Text(0.5, 0.98, 'Posterior of daily growth')

Model Diagnostics - Trace Plots¶

The following trace plots help to assess the convergence of the MCMC sampler. You can safely ignore this if not familiar with MCMC.

In [10]:

#hide_input
az.plot_trace(trace, compact=True);

About This Analysis¶

This analysis was done by Thomas Wiecki. Interactive visualizations were created by Hamel Husain.

The model that we are building assumes exponential growth. This is definitely wrong because growth would just continue uninterrupted into the future. However, in the early phase of an epidemic it's a reasonable assumption.[^1]

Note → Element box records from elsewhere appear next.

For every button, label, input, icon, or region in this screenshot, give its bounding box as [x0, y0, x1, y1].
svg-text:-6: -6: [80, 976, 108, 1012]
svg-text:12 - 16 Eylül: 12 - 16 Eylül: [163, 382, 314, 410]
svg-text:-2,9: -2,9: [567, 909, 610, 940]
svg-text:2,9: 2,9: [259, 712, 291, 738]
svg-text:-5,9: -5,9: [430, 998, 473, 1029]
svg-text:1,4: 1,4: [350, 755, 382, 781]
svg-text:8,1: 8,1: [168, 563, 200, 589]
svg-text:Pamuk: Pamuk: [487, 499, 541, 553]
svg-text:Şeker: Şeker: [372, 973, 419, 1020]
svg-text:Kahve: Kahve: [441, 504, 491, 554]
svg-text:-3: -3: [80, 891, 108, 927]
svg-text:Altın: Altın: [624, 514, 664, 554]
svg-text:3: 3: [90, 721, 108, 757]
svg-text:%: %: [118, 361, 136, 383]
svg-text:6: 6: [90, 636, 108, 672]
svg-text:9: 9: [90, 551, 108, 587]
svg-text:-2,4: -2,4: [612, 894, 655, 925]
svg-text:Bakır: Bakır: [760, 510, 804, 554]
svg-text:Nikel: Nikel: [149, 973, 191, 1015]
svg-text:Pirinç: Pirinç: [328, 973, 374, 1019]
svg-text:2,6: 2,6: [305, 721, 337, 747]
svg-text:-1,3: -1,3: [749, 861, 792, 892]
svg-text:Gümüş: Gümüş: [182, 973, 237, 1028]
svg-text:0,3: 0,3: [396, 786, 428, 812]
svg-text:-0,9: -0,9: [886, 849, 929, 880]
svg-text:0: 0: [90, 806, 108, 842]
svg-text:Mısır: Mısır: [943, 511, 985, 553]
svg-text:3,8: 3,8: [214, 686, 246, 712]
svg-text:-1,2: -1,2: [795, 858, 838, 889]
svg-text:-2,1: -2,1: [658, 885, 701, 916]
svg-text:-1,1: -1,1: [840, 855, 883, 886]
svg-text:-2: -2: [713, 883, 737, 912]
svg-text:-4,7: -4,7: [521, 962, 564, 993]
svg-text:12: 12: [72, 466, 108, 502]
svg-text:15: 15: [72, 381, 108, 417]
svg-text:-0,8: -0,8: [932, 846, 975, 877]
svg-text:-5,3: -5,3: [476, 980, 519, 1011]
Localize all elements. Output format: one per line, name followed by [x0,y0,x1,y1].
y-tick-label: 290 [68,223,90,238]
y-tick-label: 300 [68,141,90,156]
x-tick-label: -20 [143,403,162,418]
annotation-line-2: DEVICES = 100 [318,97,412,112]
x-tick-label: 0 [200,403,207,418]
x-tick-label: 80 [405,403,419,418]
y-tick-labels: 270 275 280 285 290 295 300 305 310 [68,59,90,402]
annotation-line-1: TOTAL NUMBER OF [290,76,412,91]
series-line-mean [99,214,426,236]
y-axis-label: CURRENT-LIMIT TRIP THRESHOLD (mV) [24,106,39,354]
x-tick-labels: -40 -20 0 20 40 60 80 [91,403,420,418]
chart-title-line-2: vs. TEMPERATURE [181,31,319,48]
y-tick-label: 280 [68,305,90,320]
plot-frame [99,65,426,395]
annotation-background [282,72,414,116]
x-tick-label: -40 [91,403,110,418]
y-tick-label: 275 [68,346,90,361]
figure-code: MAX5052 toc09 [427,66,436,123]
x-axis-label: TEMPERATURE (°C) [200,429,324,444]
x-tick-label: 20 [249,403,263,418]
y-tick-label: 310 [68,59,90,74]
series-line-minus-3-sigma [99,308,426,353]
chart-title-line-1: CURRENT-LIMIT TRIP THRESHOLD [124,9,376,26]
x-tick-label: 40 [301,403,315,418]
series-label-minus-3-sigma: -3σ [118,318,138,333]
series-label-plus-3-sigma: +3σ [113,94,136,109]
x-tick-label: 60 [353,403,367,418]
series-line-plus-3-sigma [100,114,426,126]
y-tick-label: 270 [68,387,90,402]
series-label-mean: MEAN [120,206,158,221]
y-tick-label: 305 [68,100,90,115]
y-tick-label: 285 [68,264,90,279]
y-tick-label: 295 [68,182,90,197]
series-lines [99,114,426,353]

We assume a negative binomial likelihood as we are dealing with count data. A Poisson could also be used but the negative binomial allows us to also model the variance separately to give more flexibility.

The model is also hierarchical, pooling information from individual countries.

[^1]: This notebook gets up-to-date data from the "2019 Novel Coronavirus COVID-19 (2019-nCoV) Data Repository by Johns Hopkins CSSE" GitHub repository. This code is provided under the BSD-3 License. Link to original notebook.